The German legal system is known as an inquisitorial system, which means the court or a part of the court is actively involved in investigating the facts of the case. In other words, the district attorney investigates the case and the judge is in charge of the entire process.
"In the German system, the judge is the defense counsel, the prosecution and the finder of facts," said Coffey. "There aren't two lawyers going at it in front of a judge."
The German legal process includes an open line of communication between the judge and the defendant and witnesses.
The judge asks the defendant and witnesses direct questions based on the district attorney's investigation of the case. The defendant and witnesses answer directly back to the judge.
Upon the facts presented in the courtroom from all parties, the judge deliberates with his assistant judges and makes the final call on what the verdict will be.
"The systems are very different," said Benkert. "We picked a couple of teaching points in order to illustrate that: the cross examination, the jury selection, an opening statement and a closing argument."
As the audience took its seat to observe the American military mock trial, attendees saw twice as many personnel than in the German trial: a judge, the defendant and his two defense lawyers, two prosecutors, a recorder, two bailiffs, two witnesses and eight jury members.
"The American military legal system is a common law system, called adversarial," explained Benkert. "The defense and the prosecution engage in a battle by being aggressive with the intention to find the truth, and the judge is used as a moderator."
The jury members are the deciding factor on whether the defendant is guilty or not. Before beginning the trial, jury members are asked a few questions to ensure there wouldn't be any potential bias judgements made against the defendant.
Upon questioning of the jury, the defendant also has a say as to whether he objects to any of the members on the jury. In that case, the jury member would be removed from the panel.
The defense and the prosecution would then start the trial with an opening statement, which is a summary of what the jury will expect to see from each side of the hearing.
Both counsels will then begin the cross examination process by asking the witnesses leading questions.
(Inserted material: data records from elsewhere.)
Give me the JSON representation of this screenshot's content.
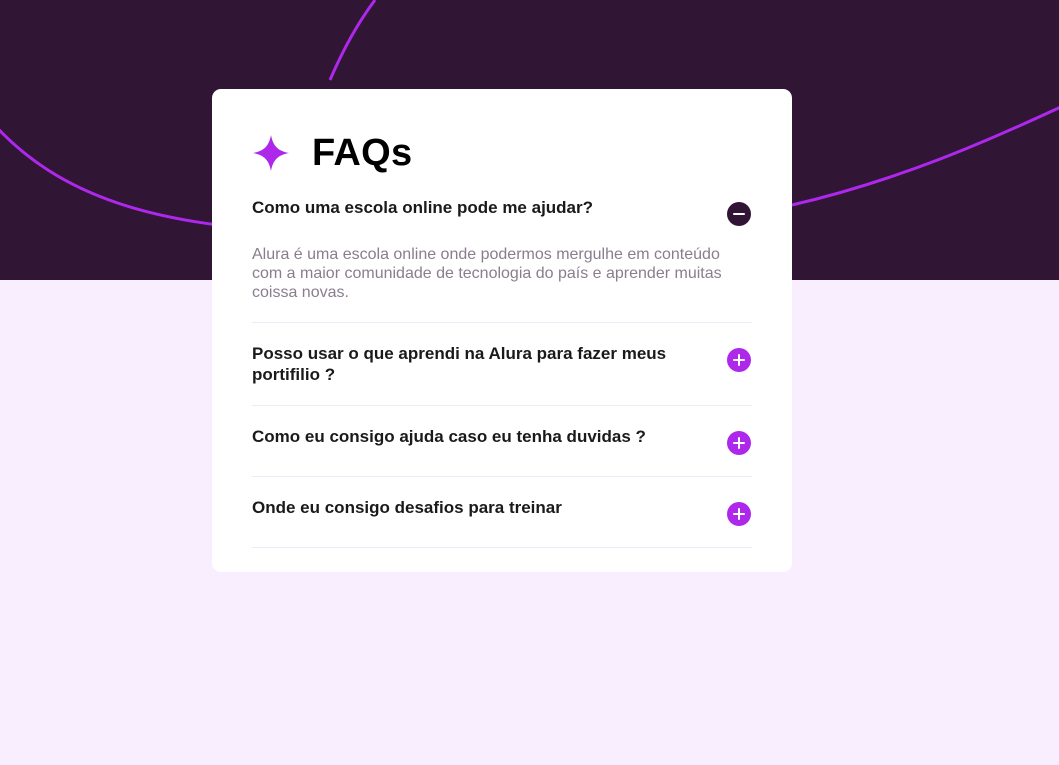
{
  "colors": {
    "hero_background": "#301534",
    "page_background": "#f8eefe",
    "accent": "#ad28eb",
    "card": "#ffffff",
    "answer_text": "#8a7d8e"
  },
  "header": {
    "icon": "star-icon",
    "title": "FAQs"
  },
  "faqs": [
    {
      "question": "Como uma escola online pode me ajudar?",
      "answer": "Alura é uma escola online onde podermos mergulhe em conteúdo com a maior comunidade de tecnologia do país e aprender muitas coissa novas.",
      "expanded": true,
      "icon": "minus-circle-icon"
    },
    {
      "question": "Posso usar o que aprendi na Alura para fazer meus portifilio ?",
      "expanded": false,
      "icon": "plus-circle-icon"
    },
    {
      "question": "Como eu consigo ajuda caso eu tenha duvidas ?",
      "expanded": false,
      "icon": "plus-circle-icon"
    },
    {
      "question": "Onde eu consigo desafios para treinar",
      "expanded": false,
      "icon": "plus-circle-icon"
    }
  ]
}
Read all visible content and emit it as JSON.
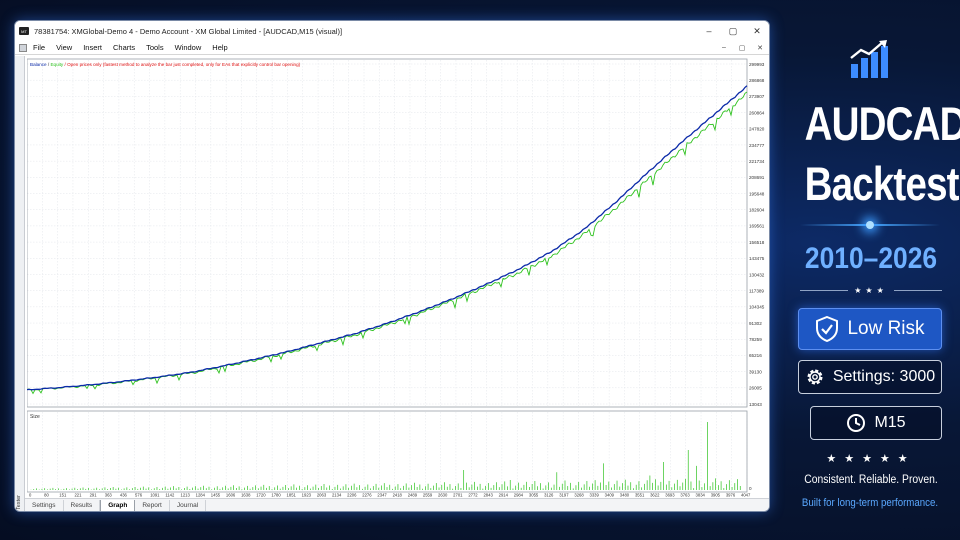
{
  "window": {
    "title": "78381754: XMGlobal-Demo 4 - Demo Account - XM Global Limited - [AUDCAD,M15 (visual)]",
    "controls": [
      "–",
      "▢",
      "✕"
    ],
    "mdi_controls": [
      "–",
      "▢",
      "✕"
    ]
  },
  "menu": [
    "File",
    "View",
    "Insert",
    "Charts",
    "Tools",
    "Window",
    "Help"
  ],
  "chart": {
    "legend_balance": "Balance",
    "legend_sep1": " / ",
    "legend_equity": "Equity",
    "legend_note": " / Open prices only (fastest method to analyze the bar just completed, only for EAs that explicitly control bar opening)",
    "size_label": "Size",
    "side_label": "Tester",
    "colors": {
      "balance": "#0b2aa8",
      "equity": "#2ec21e",
      "note": "#e01010",
      "size_bars": "#2ec21e",
      "grid": "#dfe3e8"
    }
  },
  "tabs": [
    {
      "label": "Settings",
      "active": false
    },
    {
      "label": "Results",
      "active": false
    },
    {
      "label": "Graph",
      "active": true
    },
    {
      "label": "Report",
      "active": false
    },
    {
      "label": "Journal",
      "active": false
    }
  ],
  "chart_data": {
    "type": "line",
    "series": [
      {
        "name": "Balance",
        "values": [
          26005,
          28000,
          30500,
          33500,
          37000,
          41000,
          46500,
          52500,
          59000,
          66500,
          74000,
          83000,
          93000,
          104000,
          116000,
          129000,
          144000,
          163000,
          187000,
          213000,
          238000,
          262000,
          286000
        ]
      },
      {
        "name": "Equity",
        "values": [
          25800,
          27700,
          30000,
          33000,
          36400,
          40300,
          45800,
          51600,
          58000,
          65400,
          72800,
          81600,
          91500,
          102500,
          114000,
          126000,
          140000,
          159000,
          182000,
          207000,
          232000,
          256000,
          280000
        ]
      }
    ],
    "x": [
      0,
      213,
      426,
      639,
      852,
      1065,
      1278,
      1491,
      1704,
      1917,
      2130,
      2343,
      2556,
      2769,
      2982,
      3195,
      3408,
      3621,
      3834,
      4047,
      4260,
      4473,
      4686
    ],
    "y_ticks": [
      "299993",
      "286868",
      "273907",
      "260864",
      "247820",
      "234777",
      "221734",
      "208691",
      "195648",
      "182604",
      "169561",
      "156518",
      "143475",
      "130432",
      "117389",
      "104345",
      "91302",
      "78259",
      "65216",
      "39130",
      "26005",
      "13043"
    ],
    "x_ticks": [
      "0",
      "80",
      "151",
      "221",
      "291",
      "363",
      "436",
      "576",
      "1091",
      "1142",
      "1213",
      "1284",
      "1455",
      "1606",
      "1638",
      "1720",
      "1780",
      "1851",
      "1923",
      "2063",
      "2134",
      "2206",
      "2276",
      "2347",
      "2418",
      "2489",
      "2559",
      "2630",
      "2701",
      "2772",
      "2843",
      "2914",
      "2984",
      "3055",
      "3126",
      "3197",
      "3268",
      "3339",
      "3409",
      "3480",
      "3551",
      "3622",
      "3693",
      "3763",
      "3834",
      "3905",
      "3976",
      "4047"
    ],
    "ylim": [
      13043,
      299993
    ],
    "size_ticks": [
      "0"
    ],
    "grid": true
  },
  "promo": {
    "headline_1": "AUDCAD",
    "headline_2": "Backtest",
    "years": "2010–2026",
    "divider_stars": "★★★",
    "risk_label": "Low Risk",
    "settings_label": "Settings: 3000",
    "timeframe_label": "M15",
    "rating_stars": "★★★★★",
    "tagline": "Consistent. Reliable. Proven.",
    "subtagline": "Built for long-term performance.",
    "accent": "#1e57c4",
    "highlight": "#6fb0ff",
    "icons": [
      "bar-chart-growth-icon",
      "shield-check-icon",
      "gear-icon",
      "clock-icon"
    ]
  }
}
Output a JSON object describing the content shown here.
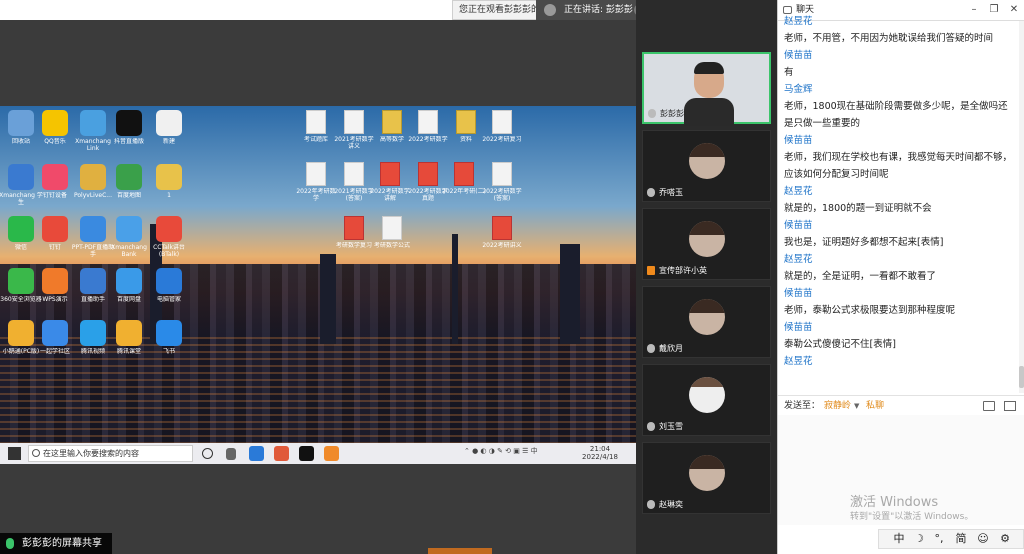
{
  "topbar": {
    "viewing_text": "您正在观看彭彭彭的屏",
    "speaking_text": "正在讲话: 彭彭彭"
  },
  "desktop": {
    "icons": [
      {
        "label": "回收站",
        "color": "#6aa0d8"
      },
      {
        "label": "QQ音乐",
        "color": "#f5c400"
      },
      {
        "label": "Xmanchang Link",
        "color": "#4aa0e0"
      },
      {
        "label": "抖音直播版",
        "color": "#111111"
      },
      {
        "label": "新建",
        "color": "#f0f0f0"
      },
      {
        "label": "Xmanchang 学生",
        "color": "#3a7ad0"
      },
      {
        "label": "钉钉设备",
        "color": "#f04a6a"
      },
      {
        "label": "PolyvLiveC...",
        "color": "#e0b040"
      },
      {
        "label": "百度地图",
        "color": "#3aa04a"
      },
      {
        "label": "1",
        "color": "#e8c24a"
      },
      {
        "label": "微信",
        "color": "#2ab84a"
      },
      {
        "label": "钉钉",
        "color": "#e84a3a"
      },
      {
        "label": "PPT-PDF直播助手",
        "color": "#3a8ae0"
      },
      {
        "label": "Xmanchang Bank",
        "color": "#4aa0e8"
      },
      {
        "label": "CCTalk讲台 (BTalk)",
        "color": "#e84a3a"
      },
      {
        "label": "360安全浏览器",
        "color": "#3ab84a"
      },
      {
        "label": "WPS演示",
        "color": "#f07a2a"
      },
      {
        "label": "直播助手",
        "color": "#3a7ad0"
      },
      {
        "label": "百度网盘",
        "color": "#3a9ae8"
      },
      {
        "label": "电脑管家",
        "color": "#2a7ad8"
      },
      {
        "label": "小鹅通(PC版)",
        "color": "#f0b030"
      },
      {
        "label": "一起学社区",
        "color": "#3a8ae8"
      },
      {
        "label": "腾讯视频",
        "color": "#2aa0e8"
      },
      {
        "label": "腾讯课堂",
        "color": "#f0b030"
      },
      {
        "label": "飞书",
        "color": "#2a8ae8"
      }
    ],
    "docs": [
      {
        "label": "考试题库"
      },
      {
        "label": "2021考研数学讲义"
      },
      {
        "label": "高等数学"
      },
      {
        "label": "2022考研数学"
      },
      {
        "label": "资料"
      },
      {
        "label": "2022年考研数学"
      },
      {
        "label": "2021考研数学(答案)"
      },
      {
        "label": "2022考研数学讲解"
      },
      {
        "label": "2022考研数学真题"
      },
      {
        "label": "2022年考研(二)"
      },
      {
        "label": "2022考研数学(答案)"
      },
      {
        "label": "考研数学复习"
      },
      {
        "label": "考研数学公式"
      },
      {
        "label": "2022考研讲义"
      },
      {
        "label": "2022考研复习"
      }
    ],
    "taskbar_search": "在这里输入你要搜索的内容",
    "clock_time": "21:04",
    "clock_date": "2022/4/18"
  },
  "share_label": "彭彭彭的屏幕共享",
  "participants": [
    {
      "name": "彭彭彭"
    },
    {
      "name": "乔嗒玉"
    },
    {
      "name": "宣传部许小英"
    },
    {
      "name": "戴欣月"
    },
    {
      "name": "刘玉雪"
    },
    {
      "name": "赵琳奕"
    }
  ],
  "chat": {
    "title": "聊天",
    "messages": [
      {
        "sender": "赵昱花",
        "text": ""
      },
      {
        "sender": "",
        "text": "老师，不用管，不用因为她耽误给我们答疑的时间"
      },
      {
        "sender": "候苗苗",
        "text": "有"
      },
      {
        "sender": "马金辉",
        "text": "老师，1800现在基础阶段需要做多少呢，是全做吗还是只做一些重要的"
      },
      {
        "sender": "候苗苗",
        "text": "老师，我们现在学校也有课，我感觉每天时间都不够，应该如何分配复习时间呢"
      },
      {
        "sender": "赵昱花",
        "text": "就是的，1800的题一到证明就不会"
      },
      {
        "sender": "候苗苗",
        "text": "我也是，证明题好多都想不起来[表情]"
      },
      {
        "sender": "赵昱花",
        "text": "就是的，全是证明，一看都不敢看了"
      },
      {
        "sender": "候苗苗",
        "text": "老师，泰勒公式求极限要达到那种程度呢"
      },
      {
        "sender": "候苗苗",
        "text": "泰勒公式傻傻记不住[表情]"
      },
      {
        "sender": "赵昱花",
        "text": ""
      }
    ],
    "send_to_label": "发送至：",
    "send_target": "寂静岭",
    "private_label": "私聊"
  },
  "watermark": {
    "line1": "激活 Windows",
    "line2": "转到\"设置\"以激活 Windows。"
  },
  "ime": {
    "lang": "中",
    "moon": "☽",
    "punct": "°,",
    "simp": "简",
    "emoji": "☺",
    "gear": "⚙"
  }
}
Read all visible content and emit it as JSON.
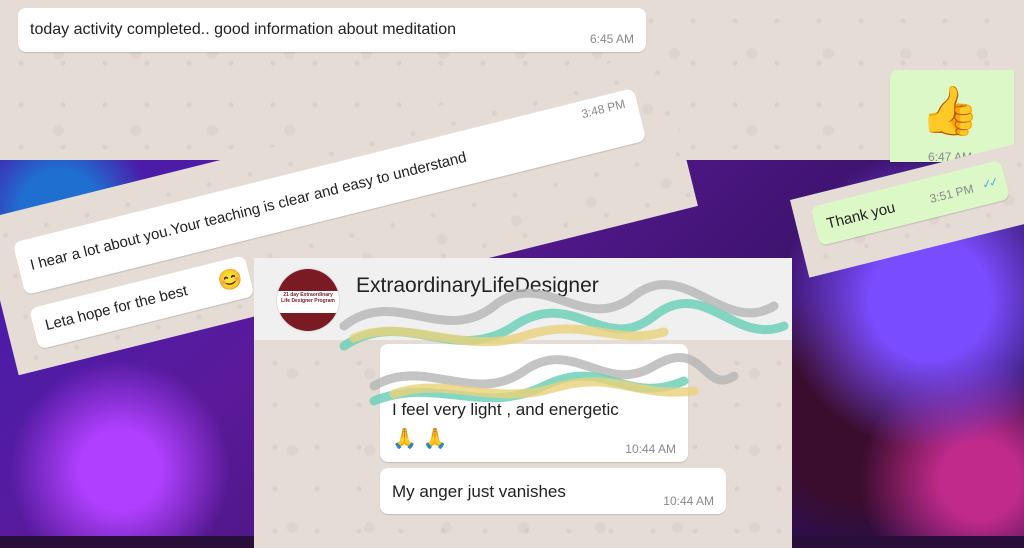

Leading questions, also called suggestive interrogation, are questions asked in way that would suggest the particular answer the examiner is looking to have confirmed. This is something the German legal system does not engage in.
Finally, the defense and the prosecution bring the trial to an end by providing a closing argument to the jury. The jury collectively deliberates on the findings in the trial and presents its verdict to the counsel.
Both legal systems differ from the personnel involved, the types of questions asked, how the case is presented, and how the verdict is reached.
"We exchange how we do business and compare notes," said Benkert. "We have come a very long way since the Nuremberg Trials."